Les obstacles et le désordre qui en étaient la suite augmentaient de plus en plus; des hommes, des chevaux, des véhicules renversés causaient de nouvelles chutes; la foule était trop dense pour qu’on pût voir le sol, et ce n’était que par la manière plus ou moins assurée dont mon cheval posait le pied que je jugeais s’il marchait sur la terre ou sur des cadavres. Nous n’avions encore conquis que bien peu de terrain, lorsqu’un mouvement désordonné de mon cheval m’avertit qu’il avait rencontré un nouvel obstacle; il voulut se dégager, il tomba sur le côté, et la violence de sa chute me lança à quelques pas de lui, au milieu des débris d’un fourgon culbuté sur la route.

Il fut heureux pour moi que cet obstacle eût rendu la foule moins compacte en cet endroit; sans quoi j’aurais été tout d’abord étouffé. Je sentis le danger que je courais, et par un effort dont l’instinct de la conservation pouvait seul me rendre capable, je me relevai avec une sorte d’agilité, et par un hasard vraiment extraordinaire, je me retrouvai à cheval sans blessures ni contusions. Cet accident ne nous retarda guère plus de temps que je n’en mets à le raconter et nous continuâmes à avancer au milieu des gémissements et des cris de désespoir.

Je n’étais pas alors à cent toises des ponts. Il nous fallut cependant plus d’une heure pour y arriver, et là se présentèrent de nouveaux obstacles : des voitures renversées ou abandonnées, des chevaux soulevant la tête au milieu des débris qui les écrasaient, des cadavres, tout cela formait comme un retranchement qu’il semblait impossible de franchir.

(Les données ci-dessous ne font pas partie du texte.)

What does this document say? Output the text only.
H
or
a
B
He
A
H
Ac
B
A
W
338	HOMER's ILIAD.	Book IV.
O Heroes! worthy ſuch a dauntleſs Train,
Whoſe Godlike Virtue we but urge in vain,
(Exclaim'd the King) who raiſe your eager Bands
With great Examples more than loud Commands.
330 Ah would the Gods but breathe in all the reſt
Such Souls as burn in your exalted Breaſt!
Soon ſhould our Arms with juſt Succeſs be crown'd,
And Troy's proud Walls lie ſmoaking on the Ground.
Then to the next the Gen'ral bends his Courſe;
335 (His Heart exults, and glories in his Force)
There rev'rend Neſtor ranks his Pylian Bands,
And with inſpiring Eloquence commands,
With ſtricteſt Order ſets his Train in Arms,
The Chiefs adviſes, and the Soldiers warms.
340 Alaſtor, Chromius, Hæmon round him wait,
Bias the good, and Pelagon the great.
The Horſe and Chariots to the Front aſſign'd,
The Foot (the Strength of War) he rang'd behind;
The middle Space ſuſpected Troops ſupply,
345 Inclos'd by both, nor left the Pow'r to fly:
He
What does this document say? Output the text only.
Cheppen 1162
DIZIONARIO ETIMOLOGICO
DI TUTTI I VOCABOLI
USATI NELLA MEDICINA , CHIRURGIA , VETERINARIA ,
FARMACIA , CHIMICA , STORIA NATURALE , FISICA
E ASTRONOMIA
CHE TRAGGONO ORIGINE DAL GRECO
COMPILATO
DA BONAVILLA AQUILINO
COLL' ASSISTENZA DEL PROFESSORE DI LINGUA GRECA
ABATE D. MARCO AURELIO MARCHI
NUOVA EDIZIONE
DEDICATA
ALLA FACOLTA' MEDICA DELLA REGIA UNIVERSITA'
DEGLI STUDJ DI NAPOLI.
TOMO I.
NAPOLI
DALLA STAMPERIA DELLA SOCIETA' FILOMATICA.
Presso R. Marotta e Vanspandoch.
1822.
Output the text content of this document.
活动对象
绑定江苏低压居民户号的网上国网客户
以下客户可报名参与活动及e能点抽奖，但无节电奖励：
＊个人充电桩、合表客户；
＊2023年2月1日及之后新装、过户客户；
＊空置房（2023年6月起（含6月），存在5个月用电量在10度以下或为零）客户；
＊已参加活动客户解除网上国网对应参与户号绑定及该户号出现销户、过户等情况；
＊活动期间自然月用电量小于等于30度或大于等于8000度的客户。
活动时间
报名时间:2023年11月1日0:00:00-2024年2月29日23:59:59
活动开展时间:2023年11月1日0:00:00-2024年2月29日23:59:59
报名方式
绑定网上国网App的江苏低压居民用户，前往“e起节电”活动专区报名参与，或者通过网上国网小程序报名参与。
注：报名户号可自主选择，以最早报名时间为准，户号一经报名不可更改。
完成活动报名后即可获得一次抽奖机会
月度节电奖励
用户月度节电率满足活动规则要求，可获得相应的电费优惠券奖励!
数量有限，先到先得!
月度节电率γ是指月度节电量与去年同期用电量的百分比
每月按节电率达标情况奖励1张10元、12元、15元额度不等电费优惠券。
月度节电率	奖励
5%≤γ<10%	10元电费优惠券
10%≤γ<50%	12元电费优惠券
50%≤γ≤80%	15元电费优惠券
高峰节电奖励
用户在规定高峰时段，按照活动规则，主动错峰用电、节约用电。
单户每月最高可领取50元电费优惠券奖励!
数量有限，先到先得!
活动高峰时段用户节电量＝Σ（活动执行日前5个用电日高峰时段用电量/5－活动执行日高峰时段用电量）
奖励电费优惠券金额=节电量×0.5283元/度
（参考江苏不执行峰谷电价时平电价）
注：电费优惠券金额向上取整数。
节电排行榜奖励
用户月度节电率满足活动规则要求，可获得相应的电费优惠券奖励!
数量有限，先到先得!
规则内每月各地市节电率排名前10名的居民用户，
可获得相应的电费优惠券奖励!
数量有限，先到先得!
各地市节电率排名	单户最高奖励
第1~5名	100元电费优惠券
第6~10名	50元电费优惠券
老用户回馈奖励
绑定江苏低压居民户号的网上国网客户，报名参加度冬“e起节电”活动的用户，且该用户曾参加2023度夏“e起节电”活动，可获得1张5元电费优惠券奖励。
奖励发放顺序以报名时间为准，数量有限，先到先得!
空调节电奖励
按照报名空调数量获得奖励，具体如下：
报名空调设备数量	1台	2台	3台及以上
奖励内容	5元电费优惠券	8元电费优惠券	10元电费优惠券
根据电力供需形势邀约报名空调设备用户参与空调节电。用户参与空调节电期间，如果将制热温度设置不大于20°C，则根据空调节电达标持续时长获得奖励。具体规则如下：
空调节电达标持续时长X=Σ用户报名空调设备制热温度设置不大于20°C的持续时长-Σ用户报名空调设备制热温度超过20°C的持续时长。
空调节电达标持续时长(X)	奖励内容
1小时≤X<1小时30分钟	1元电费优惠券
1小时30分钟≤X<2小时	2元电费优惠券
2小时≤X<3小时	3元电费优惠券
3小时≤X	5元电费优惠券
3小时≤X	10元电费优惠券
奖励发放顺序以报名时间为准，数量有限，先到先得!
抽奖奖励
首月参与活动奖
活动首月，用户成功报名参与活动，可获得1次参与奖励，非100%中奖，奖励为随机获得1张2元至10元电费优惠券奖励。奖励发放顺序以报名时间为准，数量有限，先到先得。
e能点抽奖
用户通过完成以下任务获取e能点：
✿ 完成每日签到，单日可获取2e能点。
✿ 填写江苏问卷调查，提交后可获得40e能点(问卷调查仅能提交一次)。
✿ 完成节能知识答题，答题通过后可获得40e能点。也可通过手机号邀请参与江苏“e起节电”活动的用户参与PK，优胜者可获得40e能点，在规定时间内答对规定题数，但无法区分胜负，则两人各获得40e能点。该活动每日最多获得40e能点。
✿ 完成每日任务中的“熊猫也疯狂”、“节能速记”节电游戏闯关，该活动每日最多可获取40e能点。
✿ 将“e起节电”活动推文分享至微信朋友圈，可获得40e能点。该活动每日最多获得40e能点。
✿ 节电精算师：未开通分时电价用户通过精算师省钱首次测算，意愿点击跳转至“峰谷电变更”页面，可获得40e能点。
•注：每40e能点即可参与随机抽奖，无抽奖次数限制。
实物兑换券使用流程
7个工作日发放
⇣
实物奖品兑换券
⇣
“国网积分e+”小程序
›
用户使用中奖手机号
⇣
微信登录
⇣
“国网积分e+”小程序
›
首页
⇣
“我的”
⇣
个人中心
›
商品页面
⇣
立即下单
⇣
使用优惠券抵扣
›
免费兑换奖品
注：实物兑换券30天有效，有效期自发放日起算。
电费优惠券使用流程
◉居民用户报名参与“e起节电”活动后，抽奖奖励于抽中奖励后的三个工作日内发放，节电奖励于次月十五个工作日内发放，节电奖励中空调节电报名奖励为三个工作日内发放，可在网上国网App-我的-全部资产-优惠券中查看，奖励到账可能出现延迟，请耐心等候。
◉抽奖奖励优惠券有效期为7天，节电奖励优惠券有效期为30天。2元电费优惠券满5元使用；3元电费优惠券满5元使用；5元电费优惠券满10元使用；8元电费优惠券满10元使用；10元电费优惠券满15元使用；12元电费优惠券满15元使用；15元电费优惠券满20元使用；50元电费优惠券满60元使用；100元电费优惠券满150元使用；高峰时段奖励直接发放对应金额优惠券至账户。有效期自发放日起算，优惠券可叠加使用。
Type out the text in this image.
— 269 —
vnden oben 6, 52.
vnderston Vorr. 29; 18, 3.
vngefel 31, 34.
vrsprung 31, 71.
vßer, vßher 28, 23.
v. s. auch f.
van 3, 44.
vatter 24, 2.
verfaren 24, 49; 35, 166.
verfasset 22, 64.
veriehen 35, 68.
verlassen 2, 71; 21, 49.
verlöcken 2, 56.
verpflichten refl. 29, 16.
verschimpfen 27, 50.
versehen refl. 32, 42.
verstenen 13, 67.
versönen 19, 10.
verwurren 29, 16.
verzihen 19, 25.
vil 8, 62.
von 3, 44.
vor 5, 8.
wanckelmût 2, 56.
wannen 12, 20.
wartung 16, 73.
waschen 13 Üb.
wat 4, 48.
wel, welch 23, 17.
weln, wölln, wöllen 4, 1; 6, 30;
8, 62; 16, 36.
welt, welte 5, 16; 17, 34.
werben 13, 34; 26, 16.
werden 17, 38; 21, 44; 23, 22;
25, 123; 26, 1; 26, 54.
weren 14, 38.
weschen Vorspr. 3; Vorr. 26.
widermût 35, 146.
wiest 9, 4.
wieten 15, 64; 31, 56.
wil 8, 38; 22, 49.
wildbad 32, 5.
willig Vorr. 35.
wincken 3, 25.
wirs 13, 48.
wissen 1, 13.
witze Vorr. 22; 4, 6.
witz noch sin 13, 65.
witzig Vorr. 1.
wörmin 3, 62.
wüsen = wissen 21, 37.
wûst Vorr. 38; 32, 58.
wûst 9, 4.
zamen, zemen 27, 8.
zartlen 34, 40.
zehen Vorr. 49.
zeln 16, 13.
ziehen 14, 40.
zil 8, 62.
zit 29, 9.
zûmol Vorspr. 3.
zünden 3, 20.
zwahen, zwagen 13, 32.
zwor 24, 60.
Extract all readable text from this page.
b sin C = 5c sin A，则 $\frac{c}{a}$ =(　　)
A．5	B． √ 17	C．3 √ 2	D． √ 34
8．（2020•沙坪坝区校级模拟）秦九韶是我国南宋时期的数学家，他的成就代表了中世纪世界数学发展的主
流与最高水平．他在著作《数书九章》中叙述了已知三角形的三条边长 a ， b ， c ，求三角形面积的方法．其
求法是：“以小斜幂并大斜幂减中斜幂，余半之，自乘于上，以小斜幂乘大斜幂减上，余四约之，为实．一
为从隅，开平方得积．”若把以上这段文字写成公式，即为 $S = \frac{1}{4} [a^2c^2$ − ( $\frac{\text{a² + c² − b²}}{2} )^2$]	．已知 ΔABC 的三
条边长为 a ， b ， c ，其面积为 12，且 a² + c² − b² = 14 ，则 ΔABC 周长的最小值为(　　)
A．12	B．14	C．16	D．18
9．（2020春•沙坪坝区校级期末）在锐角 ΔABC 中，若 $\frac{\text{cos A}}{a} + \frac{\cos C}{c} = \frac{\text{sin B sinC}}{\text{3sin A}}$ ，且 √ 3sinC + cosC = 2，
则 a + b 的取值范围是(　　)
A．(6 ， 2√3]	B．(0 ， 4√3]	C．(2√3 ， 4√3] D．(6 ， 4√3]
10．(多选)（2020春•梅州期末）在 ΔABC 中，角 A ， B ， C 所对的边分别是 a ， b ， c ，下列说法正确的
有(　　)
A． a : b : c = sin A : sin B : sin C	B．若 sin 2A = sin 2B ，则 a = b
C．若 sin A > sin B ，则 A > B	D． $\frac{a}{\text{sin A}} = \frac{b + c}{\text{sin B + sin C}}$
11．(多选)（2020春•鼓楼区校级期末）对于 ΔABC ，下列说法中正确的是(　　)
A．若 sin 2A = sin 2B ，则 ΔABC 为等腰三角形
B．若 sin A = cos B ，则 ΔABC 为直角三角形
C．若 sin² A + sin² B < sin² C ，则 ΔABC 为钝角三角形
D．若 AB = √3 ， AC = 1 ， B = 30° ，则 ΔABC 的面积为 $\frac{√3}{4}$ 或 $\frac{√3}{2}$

Cet encombrement était, ainsi que je l’ai dit, le malheureux résultat des précautions qu’on avait cru devoir prendre pour l’éviter. La consigne sévère qu’on avai donnée n’était que trop bien exécutée par un détachement de gendarmes d’élite qui, le sabre à la main, repoussaient impitoyablement voitures et cavaliers. J’étais depuis quelque temps dans cette horrible position, quand je fus aperçu par les pontonniers qui s’occupaient nuit et jour à remédier aux avaries continuelles des ponts.

A la vue d’un uniforme d’artillerie, ces braves gens m’aidèrent à venir jusqu’à eux, et je pus enfin franchir ce pont que je voyais depuis plus de quatre heures presque sans espoir de parvenir jusqu’à lui.

De quel poids je me sentis soulagé en le traversant! La sensation que j’éprouvai ressemblait à celle d’un malheureux qui recevrait sa grâce en marchant au supplice. J’étais presque seul sur le pont, tant l’accès en devenait difficile. Il s’élevait peu au-dessus de la surface de l’eau, de sorte que les cadavres, portés par le courant, s’y trouvaient arrêtés parmi les glaçons que charriait la rivière. Un grand nombre de chevaux dont les cavaliers s’étaient noyés venaient appuyer leur tête sur le plancher et restaient là tant que leurs forces leur permettaient de se soutenir sur l’eau; ils garnissaient un côté du pont dans presque toute sa longueur.

Lorsque j’avais gagné le pont grâce au secours des pontonniers, une cantinière, portant un enfant dans ses bras, avait eu l’idée de s’accrocher à la queue de mon cheval et de partager ainsi ma bonne fortune. Ce ne fut qu’à la sortie du pont que je m’aperçus du signalé service que je lui avais rendu sans le savoir, et je n’oublierai jamais l’accent pénétré avec lequel elle me dit, en me quittant, qu’elle me devait la vie et celle de son enfant, et l’insistance qu’elle mit à partager avec moi un morceau de sucre qui lui restait encore. 

References   [ + ]

1. Griois aurait dû dire ici que vers 8 heures du matin, le pont réservé aux chevaux et aux voitures se rompit, et que, par suite, comme l’a dit Labaume, p. 386, les bagages et l’artillerie avancèrent vers l’autre pont et tentèrent de forcer le passage. Cf. SÉGUR, p. 373 : « Le pont de l’artillerie creva et se rompit; tout se dirigea vers l’autre pont. »
2. La charge de Doumerc a été louée, non seulement dans le 29e bulletin, mais par tous les contemporains. LANGERON (Mémoires, p. 74) la tient “pour un bien beau fait d’armes » qui fit un grand honneur au général Doumerc et à ses cuirassiers. HOCHBERG (Denkw, p. 176) la nomme une charge brillante qui termina un combat très glorieux pour les Français Cf. LABAUME, p. 389.